Sur le catalogue, l’oeuvre est reproduite en pleine page, recouverte elle-même d’une double page repliable, où figure la fameuse estampe « la Grande Vague de Kanagawa » (1830), le chef d’oeuvre d’Hokusaï, artiste japonais, auteur d’estampes qui ont inspiré Van Gogh et Gauguin. Le procédé est astucieux : voilà qu’une légitimité historique est conférée au gamin éjaculateur, une supercherie visuelle qui donne à la trivialité du personnage un aspect divin, religieux, sacré. Il est dit aussi dans le catalogue que notre éjaculateur exhibitionniste s’inscrit dans la légende des super héros, et que le sexe en érection remplace de façon subliminale le colt de l’Elvis de Warhol. Il est également suggéré que c’est bien du sperme éjaculé qui est évoqué dans la poétique écume de la vague de Hokusaï. Takasha Murakami a aussi obtenu le label de «Warhol japonais » et s’inscrit dans la tradition d’un Pop Art réconciliant subculture et art des maîtres anciens, racines nationales et imagerie cosmopolite.

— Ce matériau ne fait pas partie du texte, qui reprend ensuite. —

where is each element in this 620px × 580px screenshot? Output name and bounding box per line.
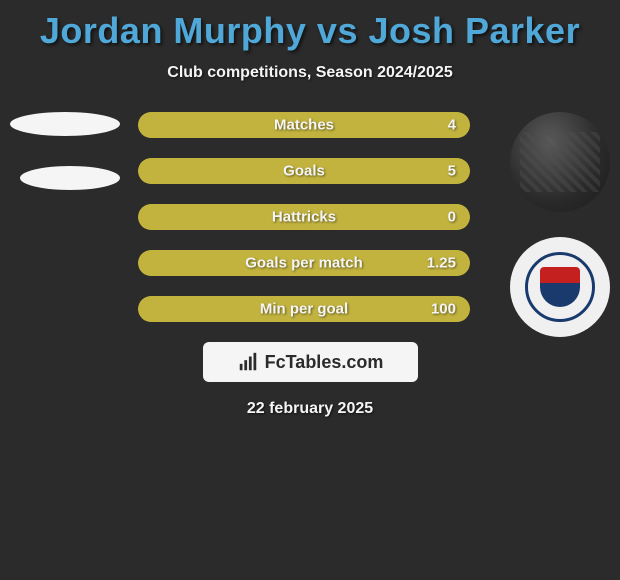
bar-label: Min per goal: [260, 301, 348, 318]
bar-label: Goals: [283, 163, 325, 180]
avatar-placeholder-1: [10, 112, 120, 136]
crest-shield: [540, 267, 580, 307]
brand-text: FcTables.com: [265, 352, 384, 373]
date-label: 22 february 2025: [0, 400, 620, 418]
stat-row-goals: Goals 5: [138, 158, 470, 184]
subtitle: Club competitions, Season 2024/2025: [0, 64, 620, 82]
right-club-logos: [510, 112, 610, 362]
content-area: Matches 4 Goals 5 Hattricks 0 Goals per …: [0, 112, 620, 322]
chart-icon: [237, 351, 259, 373]
stat-row-hattricks: Hattricks 0: [138, 204, 470, 230]
crest-ring: [525, 252, 595, 322]
left-avatar-placeholders: [10, 112, 120, 220]
bar-value: 4: [448, 117, 456, 134]
stats-bars: Matches 4 Goals 5 Hattricks 0 Goals per …: [138, 112, 470, 322]
bar-value: 100: [431, 301, 456, 318]
bar-value: 1.25: [427, 255, 456, 272]
bar-value: 5: [448, 163, 456, 180]
bar-label: Hattricks: [272, 209, 336, 226]
club-crest-icon: [510, 237, 610, 337]
club-jersey-icon: [510, 112, 610, 212]
bar-label: Matches: [274, 117, 334, 134]
avatar-placeholder-2: [20, 166, 120, 190]
page-title: Jordan Murphy vs Josh Parker: [0, 0, 620, 52]
bar-label: Goals per match: [245, 255, 363, 272]
brand-badge: FcTables.com: [203, 342, 418, 382]
stat-row-mpg: Min per goal 100: [138, 296, 470, 322]
bar-value: 0: [448, 209, 456, 226]
stat-row-gpm: Goals per match 1.25: [138, 250, 470, 276]
stat-row-matches: Matches 4: [138, 112, 470, 138]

Bref, l’acheteur est maintenant intellectuellement outillé pour comprendre les charmes de cette éjaculation de 13,5 millions de dollars.

Que ce soit dans la rue, en vente publique ou au cinéma, le sexe est une denrée qui se vend bien à New York. Dans les restaurants des palaces qui jouxtent les salles de ventes, où se retrouvent nombre d’enchérisseurs, et où il est de bon ton d’être vus, des putes abordent ouvertement et sans pudeur les chalands. Certaines roulent en Porsche et proposent un « massage ». D’autres viennent directement enlacer leur proie dans les bars de boîtes de nuit. New York : une ville qui n’est pas l’Amérique, mais une remake de la Babylone antique, de la Rome impériale, ou du Paris des années folles. I Love New York, comme on dit. Bien à toi, mon cher Jean- Luc.